Now the property has been carved up into bite-sized pieces. In addition to Paradise Honors high school and middle school just south of Paradise Lane and east of 175th and Legacy Traditional School-West Surprise, no less than seven developments are in various stages of construction or planning.
And there is what is left of Truman Ranch. James and his wife, Carol, live on the remaining 15 acres of the ranch and plan to stay.
“We are going to keep that 15 acres. My wife and I will stay here and maintain that as the you-pick citrus farm,” Mr. Truman said.
He retired in 2009 after 21 years as the farm manager of the University of Arizona Citrus Agriculture Center in Waddell.
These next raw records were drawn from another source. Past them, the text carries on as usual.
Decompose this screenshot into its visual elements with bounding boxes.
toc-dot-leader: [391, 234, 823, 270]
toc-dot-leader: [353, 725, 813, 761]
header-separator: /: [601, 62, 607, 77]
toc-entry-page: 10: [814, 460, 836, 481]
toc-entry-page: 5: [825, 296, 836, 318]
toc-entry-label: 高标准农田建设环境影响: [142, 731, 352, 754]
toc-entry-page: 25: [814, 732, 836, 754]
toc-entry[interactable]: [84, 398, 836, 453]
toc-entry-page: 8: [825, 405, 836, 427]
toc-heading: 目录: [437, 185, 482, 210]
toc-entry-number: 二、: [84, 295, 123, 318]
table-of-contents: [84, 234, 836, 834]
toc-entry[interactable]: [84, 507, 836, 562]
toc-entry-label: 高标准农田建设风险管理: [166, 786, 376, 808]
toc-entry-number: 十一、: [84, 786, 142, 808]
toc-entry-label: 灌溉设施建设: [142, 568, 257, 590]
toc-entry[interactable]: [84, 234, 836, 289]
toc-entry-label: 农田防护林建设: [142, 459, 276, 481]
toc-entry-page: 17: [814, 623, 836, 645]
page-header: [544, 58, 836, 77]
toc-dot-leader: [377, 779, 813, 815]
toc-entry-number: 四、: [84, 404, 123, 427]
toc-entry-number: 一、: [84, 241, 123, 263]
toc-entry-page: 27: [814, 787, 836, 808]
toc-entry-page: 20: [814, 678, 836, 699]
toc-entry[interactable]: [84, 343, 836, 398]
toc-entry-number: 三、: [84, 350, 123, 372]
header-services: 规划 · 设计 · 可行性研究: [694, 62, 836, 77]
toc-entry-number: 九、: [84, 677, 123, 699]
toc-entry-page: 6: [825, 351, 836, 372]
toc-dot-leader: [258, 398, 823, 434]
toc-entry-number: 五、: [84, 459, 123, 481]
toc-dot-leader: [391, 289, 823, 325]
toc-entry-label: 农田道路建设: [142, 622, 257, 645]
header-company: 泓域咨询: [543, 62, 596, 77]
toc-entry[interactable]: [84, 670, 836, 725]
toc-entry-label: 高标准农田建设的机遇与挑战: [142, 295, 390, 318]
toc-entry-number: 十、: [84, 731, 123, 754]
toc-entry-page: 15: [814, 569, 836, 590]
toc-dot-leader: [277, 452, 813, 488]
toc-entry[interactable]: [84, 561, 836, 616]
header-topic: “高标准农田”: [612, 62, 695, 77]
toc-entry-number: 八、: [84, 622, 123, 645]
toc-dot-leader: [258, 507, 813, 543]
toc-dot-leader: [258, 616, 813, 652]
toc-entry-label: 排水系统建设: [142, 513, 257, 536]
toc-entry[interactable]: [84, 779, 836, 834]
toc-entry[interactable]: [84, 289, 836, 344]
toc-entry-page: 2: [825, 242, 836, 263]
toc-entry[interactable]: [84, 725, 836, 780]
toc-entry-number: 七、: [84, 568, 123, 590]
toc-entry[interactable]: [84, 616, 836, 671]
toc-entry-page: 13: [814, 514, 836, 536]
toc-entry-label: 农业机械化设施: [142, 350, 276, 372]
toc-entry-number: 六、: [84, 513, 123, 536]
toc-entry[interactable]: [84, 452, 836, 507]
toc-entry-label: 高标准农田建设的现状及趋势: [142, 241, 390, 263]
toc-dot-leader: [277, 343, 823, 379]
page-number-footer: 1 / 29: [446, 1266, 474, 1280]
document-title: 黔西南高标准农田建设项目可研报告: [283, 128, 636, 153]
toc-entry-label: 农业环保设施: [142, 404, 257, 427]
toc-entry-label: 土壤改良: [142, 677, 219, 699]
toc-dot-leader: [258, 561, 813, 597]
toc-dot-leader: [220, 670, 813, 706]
Mr. Truman also said for years he has been a proponent of trying to prevent light pollution in Surprise.
But there is an air of inevitability as Surprise goes through a second housing boom cycle. The Trumans sold a 41-acre parcel to Canadian home builder Mattamy several weeks ago for $5.5 million, according to an article by Cision.
That development is planned to be more upscale than Promenade, though Mr. Truman said the quality of the designs for Promenade’s complex was higher than he expected.
His primary concern is having that many people nearby with little to do, particularly teens and younger kids. He remembers talking with members of the Sands family growing up, and their stories of the destruction of part of their citrus crop at Manistee Ranch in Glendale.
“My biggest fear is a whole boatload of people right next to a citrus operation and sneaking over the fence at night,” Ms. Truman said.
The first Promenade community outreach meeting was May 13.
Mr. Truman was there, as were about 30 other people, he said. He said the meeting's tone was "civil."
"It seems most of the complaints had to do with issues of the high density: inadequate parking, increased traffic problems, building Heights, problems with tenants getting in and out of the project," Mr. Truman said. "They have agreed to a name change from Promenade to Waddell Crossing, which I had suggested to give their project a little bit more of a local, historic connotation."
Mr. Abrams said the city will remain engaged with the project, which would be, if approved, Dominium’s second development in Arizona.
“Yes, the interaction between the city, developer and residents is constant process throughout the review and continues through to the presentation to the Planning and Zoning Commission,” Mr. Abrams stated.